Now, the new central atrium serves as its heart. A two-story glass wall that separates the landside and airside areas gives travelers a view through Security and onto the taxiways and runways. On the curbside exterior, glass replaced an old concrete block wall, creating a visual connection with the interior of the building.
The pièce de résistance, however, is the 18-foot-tall glass dome that spans 1,742 square feet of floor space below and delivers light deep within the building (see Pages 8 and 9). Located in the center of the terminal, the light-filled atrium functions as the airport's main meeting area and is the first space visitors see as they enter the building.
Throughout the facility, designers drew from a color palette that reflects the local area. "In the historic area of Charleston, the houses are very colorful, with haint blue porch ceilings," Theobald explains. "The terminal's haint blue ceilings reference this Charleston tradition, giving an ethereal feel to the space."
Durable multi-colored solid surface wall panels line the back walls of ticketing and baggage claim areas. A complementary color palette of semi-random blues and greens was selected to tie together the ceiling, wall and floor.
"In Charleston, southern hospitality lives side by side with a rich urbanism," observes Curtis Fentress, design principal at Fentress Architects. "We wanted to design an airport that was polished and modern, yet captured that southern sense of openness and warmth."
Maintaining safe and efficient operations while completing a rehabilitation project that touched every component and structure of the terminal was an immense challenge, acknowledge CHS officials. During the planning stage, they realized some work would be disruptive by its very nature.
"We learned from our early mistakes," Peña reflects. "At the beginning, we didn't communicate as well as we could have and should have. We learned that to succeed, we needed to create a team atmosphere so everyone-contractors, program manager, architect, tenants and TSA-would know what was happening, when it would happen and how it would affect them."
Mead & Hunt, program manager for the terminal redevelopment, served as the single point of contact for project information and assistance. "When tenants had an issue or problem, they brought them directly to us," explains Dennis Wiehl, program manager for Mead & Hunt. "We would then filter them out to the appropriate party to resolve the issue.
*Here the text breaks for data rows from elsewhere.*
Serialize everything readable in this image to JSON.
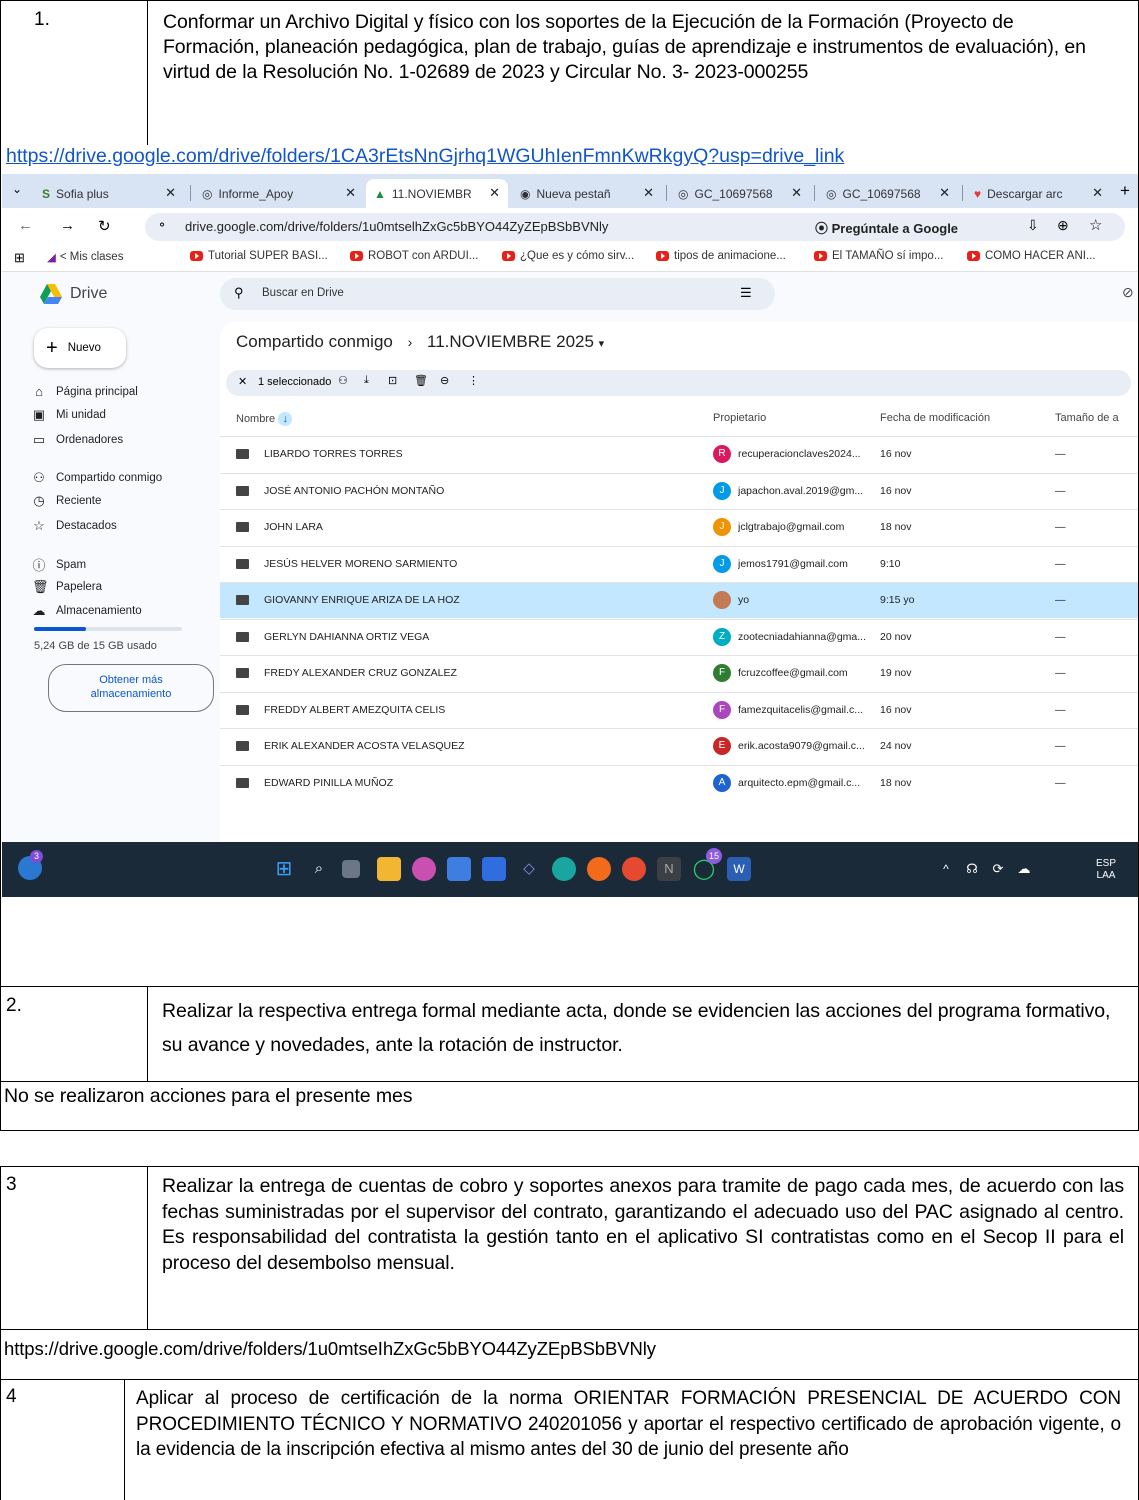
{
  "item1": {
    "num": "1.",
    "text": "Conformar un Archivo Digital y físico con los soportes de la Ejecución de la Formación (Proyecto de Formación, planeación pedagógica, plan de trabajo, guías de aprendizaje e instrumentos de evaluación), en virtud de la Resolución No. 1-02689 de 2023 y Circular No. 3- 2023-000255",
    "link": "https://drive.google.com/drive/folders/1CA3rEtsNnGjrhq1WGUhIenFmnKwRkgyQ?usp=drive_link"
  },
  "browser": {
    "tabs": [
      "Sofia plus",
      "Informe_Apoy",
      "11.NOVIEMBR",
      "Nueva pestañ",
      "GC_10697568",
      "GC_10697568",
      "Descargar arc"
    ],
    "url": "drive.google.com/drive/folders/1u0mtselhZxGc5bBYO44ZyZEpBSbBVNly",
    "ask_google": "Pregúntale a Google",
    "bookmarks": [
      "< Mis clases",
      "Tutorial SUPER BASI...",
      "ROBOT con ARDUI...",
      "¿Que es y cómo sirv...",
      "tipos de animacione...",
      "El TAMAÑO sí impo...",
      "COMO HACER ANI..."
    ]
  },
  "drive": {
    "app": "Drive",
    "search_placeholder": "Buscar en Drive",
    "new_label": "Nuevo",
    "nav": [
      "Página principal",
      "Mi unidad",
      "Ordenadores",
      "Compartido conmigo",
      "Reciente",
      "Destacados",
      "Spam",
      "Papelera",
      "Almacenamiento"
    ],
    "storage": "5,24 GB de 15 GB usado",
    "get_more": "Obtener más almacenamiento",
    "breadcrumb_root": "Compartido conmigo",
    "breadcrumb_current": "11.NOVIEMBRE 2025",
    "selected": "1 seleccionado",
    "columns": {
      "name": "Nombre",
      "owner": "Propietario",
      "modified": "Fecha de modificación",
      "size": "Tamaño de a"
    },
    "rows": [
      {
        "name": "LIBARDO TORRES TORRES",
        "initial": "R",
        "color": "#d81b60",
        "owner": "recuperacionclaves2024...",
        "date": "16 nov",
        "size": "—"
      },
      {
        "name": "JOSÉ ANTONIO PACHÓN MONTAÑO",
        "initial": "J",
        "color": "#039be5",
        "owner": "japachon.aval.2019@gm...",
        "date": "16 nov",
        "size": "—"
      },
      {
        "name": "JOHN LARA",
        "initial": "J",
        "color": "#f09300",
        "owner": "jclgtrabajo@gmail.com",
        "date": "18 nov",
        "size": "—"
      },
      {
        "name": "JESÚS HELVER MORENO SARMIENTO",
        "initial": "J",
        "color": "#039be5",
        "owner": "jemos1791@gmail.com",
        "date": "9:10",
        "size": "—"
      },
      {
        "name": "GIOVANNY ENRIQUE ARIZA DE LA HOZ",
        "initial": "",
        "color": "#c47a55",
        "owner": "yo",
        "date": "9:15 yo",
        "size": "—"
      },
      {
        "name": "GERLYN DAHIANNA ORTIZ VEGA",
        "initial": "Z",
        "color": "#00acc1",
        "owner": "zootecniadahianna@gma...",
        "date": "20 nov",
        "size": "—"
      },
      {
        "name": "FREDY ALEXANDER CRUZ GONZALEZ",
        "initial": "F",
        "color": "#2e7d32",
        "owner": "fcruzcoffee@gmail.com",
        "date": "19 nov",
        "size": "—"
      },
      {
        "name": "FREDDY ALBERT AMEZQUITA CELIS",
        "initial": "F",
        "color": "#ab47bc",
        "owner": "famezquitacelis@gmail.c...",
        "date": "16 nov",
        "size": "—"
      },
      {
        "name": "ERIK ALEXANDER ACOSTA VELASQUEZ",
        "initial": "E",
        "color": "#c62828",
        "owner": "erik.acosta9079@gmail.c...",
        "date": "24 nov",
        "size": "—"
      },
      {
        "name": "EDWARD PINILLA MUÑOZ",
        "initial": "A",
        "color": "#1e63d0",
        "owner": "arquitecto.epm@gmail.c...",
        "date": "18 nov",
        "size": "—"
      }
    ]
  },
  "taskbar": {
    "notif_count": "3",
    "whatsapp_count": "15",
    "lang": "ESP",
    "layout": "LAA"
  },
  "item2": {
    "num": "2.",
    "text": "Realizar la respectiva entrega formal mediante acta, donde se evidencien las acciones del programa formativo, su avance y novedades, ante la rotación de instructor.",
    "note": "No se realizaron acciones para el presente mes"
  },
  "item3": {
    "num": "3",
    "text": "Realizar la entrega de cuentas de cobro y soportes anexos para tramite de pago cada mes, de acuerdo con las fechas suministradas por el supervisor del contrato, garantizando el adecuado uso del PAC asignado al centro. Es responsabilidad del contratista la gestión tanto en el aplicativo SI contratistas como en el Secop II para el proceso del desembolso mensual.",
    "link": "https://drive.google.com/drive/folders/1u0mtseIhZxGc5bBYO44ZyZEpBSbBVNly"
  },
  "item4": {
    "num": "4",
    "text": "Aplicar al proceso de certificación de la norma ORIENTAR FORMACIÓN PRESENCIAL DE ACUERDO CON PROCEDIMIENTO TÉCNICO Y NORMATIVO 240201056 y aportar el respectivo certificado de aprobación vigente, o la evidencia de la inscripción efectiva al mismo antes del 30 de junio del presente año"
  }
}
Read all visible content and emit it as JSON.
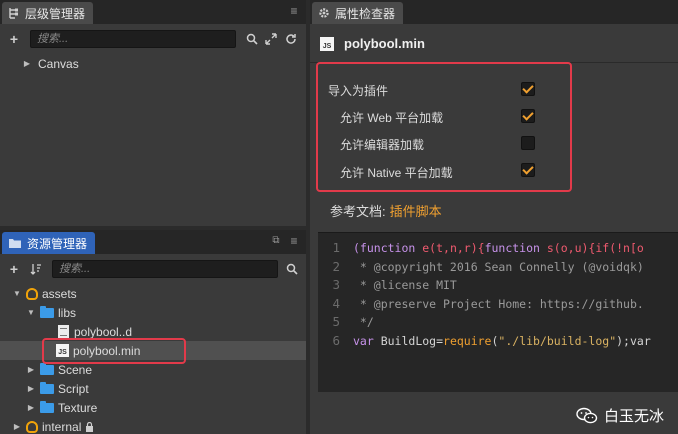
{
  "hierarchy": {
    "tab_label": "层级管理器",
    "search_placeholder": "搜索...",
    "items": [
      {
        "label": "Canvas"
      }
    ]
  },
  "assets": {
    "tab_label": "资源管理器",
    "search_placeholder": "搜索...",
    "items": [
      {
        "label": "assets"
      },
      {
        "label": "libs"
      },
      {
        "label": "polybool..d"
      },
      {
        "label": "polybool.min",
        "badge": "JS"
      },
      {
        "label": "Scene"
      },
      {
        "label": "Script"
      },
      {
        "label": "Texture"
      },
      {
        "label": "internal"
      }
    ]
  },
  "inspector": {
    "tab_label": "属性检查器",
    "file_title": "polybool.min",
    "file_badge": "JS",
    "props": [
      {
        "label": "导入为插件",
        "checked": true
      },
      {
        "label": "允许 Web 平台加载",
        "checked": true
      },
      {
        "label": "允许编辑器加载",
        "checked": false
      },
      {
        "label": "允许 Native 平台加载",
        "checked": true
      }
    ],
    "ref_label": "参考文档:",
    "ref_link": "插件脚本"
  },
  "code": {
    "line_numbers": [
      "1",
      "2",
      "3",
      "4",
      "5",
      "6"
    ],
    "lines": [
      [
        {
          "t": "(function ",
          "c": "k"
        },
        {
          "t": "e(t,n,r){",
          "c": "r"
        },
        {
          "t": "function ",
          "c": "k"
        },
        {
          "t": "s(o,u){",
          "c": "r"
        },
        {
          "t": "if(!n[o",
          "c": "r"
        }
      ],
      [
        {
          "t": " * @copyright 2016 Sean Connelly (@voidqk)",
          "c": "cm"
        }
      ],
      [
        {
          "t": " * @license MIT",
          "c": "cm"
        }
      ],
      [
        {
          "t": " * @preserve Project Home: https://github.",
          "c": "cm"
        }
      ],
      [
        {
          "t": " */",
          "c": "cm"
        }
      ],
      [
        {
          "t": "var ",
          "c": "k"
        },
        {
          "t": "BuildLog=",
          "c": ""
        },
        {
          "t": "require",
          "c": "f"
        },
        {
          "t": "(",
          "c": ""
        },
        {
          "t": "\"./lib/build-log\"",
          "c": "s"
        },
        {
          "t": ");var",
          "c": ""
        }
      ]
    ]
  },
  "watermark": {
    "text": "白玉无冰"
  },
  "colors": {
    "accent_tab": "#2f63b8",
    "checkmark": "#f0a030",
    "highlight": "#e23a4a",
    "link": "#f0a030"
  }
}
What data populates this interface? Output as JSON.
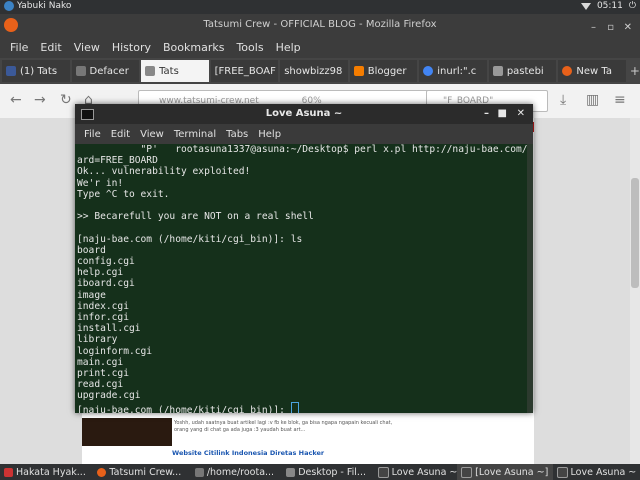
{
  "panel": {
    "user": "Yabuki Nako",
    "time": "05:11"
  },
  "firefox": {
    "title": "Tatsumi Crew - OFFICIAL BLOG - Mozilla Firefox",
    "menu": [
      "File",
      "Edit",
      "View",
      "History",
      "Bookmarks",
      "Tools",
      "Help"
    ],
    "tabs": [
      {
        "label": "(1) Tats",
        "color": "#3b5998"
      },
      {
        "label": "Defacer",
        "color": "#777777"
      },
      {
        "label": "Tats",
        "color": "#888888"
      },
      {
        "label": "[FREE_BOAF",
        "color": "#555555"
      },
      {
        "label": "showbizz98",
        "color": "#666666"
      },
      {
        "label": "Blogger",
        "color": "#f57d00"
      },
      {
        "label": "inurl:\".c",
        "color": "#4285f4"
      },
      {
        "label": "pastebi",
        "color": "#999999"
      },
      {
        "label": "New Ta",
        "color": "#e8611a"
      }
    ],
    "url": "www.tatsumi-crew.net",
    "zoom": "60%",
    "search": "\"F_BOARD\""
  },
  "page": {
    "post1_text": "Yoshh, udah saatnya buat artikel lagi :v fb ke blok, ga bisa ngapa ngapain kecuali chat, orang yang di chat ga ada juga :3 yaudah buat art...",
    "post2_title": "Website Citilink Indonesia Diretas Hacker"
  },
  "terminal": {
    "title": "Love Asuna ~",
    "menu": [
      "File",
      "Edit",
      "View",
      "Terminal",
      "Tabs",
      "Help"
    ],
    "lines": [
      "           \"P'   rootasuna1337@asuna:~/Desktop$ perl x.pl http://naju-bae.com/",
      "ard=FREE_BOARD",
      "Ok... vulnerability exploited!",
      "We'r in!",
      "Type ^C to exit.",
      "",
      ">> Becarefull you are NOT on a real shell",
      "",
      "[naju-bae.com (/home/kiti/cgi_bin)]: ls",
      "board",
      "config.cgi",
      "help.cgi",
      "iboard.cgi",
      "image",
      "index.cgi",
      "infor.cgi",
      "install.cgi",
      "library",
      "loginform.cgi",
      "main.cgi",
      "print.cgi",
      "read.cgi",
      "upgrade.cgi"
    ],
    "prompt": "[naju-bae.com (/home/kiti/cgi_bin)]: "
  },
  "taskbar": [
    {
      "label": "Hakata Hyak...",
      "color": "#cc3333"
    },
    {
      "label": "Tatsumi Crew...",
      "color": "#e8611a"
    },
    {
      "label": "/home/roota...",
      "color": "#777777"
    },
    {
      "label": "Desktop - Fil...",
      "color": "#888888"
    },
    {
      "label": "Love Asuna ~",
      "color": "#444444"
    },
    {
      "label": "[Love Asuna ~]",
      "color": "#444444"
    },
    {
      "label": "Love Asuna ~",
      "color": "#444444"
    }
  ]
}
With a project of this magnitude, establishing excellent lines of communication was critical."
"Our story is unique," Peña adds. "Throughout construction, we saw growth. While our tenants went through a painful process, they also benefited from that growth."
With Boeing on one side of the airport and the U.S. Air Force-Joint Base Charleston on the other, growth is not expected to let up anytime soon. "Boeing is growing rapidly," Campbell informs. "Mercedes Benz just added a plant, and Volvo is building in the area. It's important for these businesses that they have an airport that their employees can access easily to get in and out of the city. On top of that, Charleston has become a premier tourist destination with accolades from Condé Nast and Travel + Leisure."
That said, Peña and Campbell agree that there's more to do at CHS. The airport's deck parking, for instance, fills up two or three times a week, and the surface lot also sometimes reaches capacity. Officials hope to break ground on a new parking deck in 2017.
Inside the terminal, space at ticketing counters is also at capacity, and officials are evaluating ways to expand the ticketing lobby.
"These are not problems, they are challenges-good challenges," Campbell emphasizes.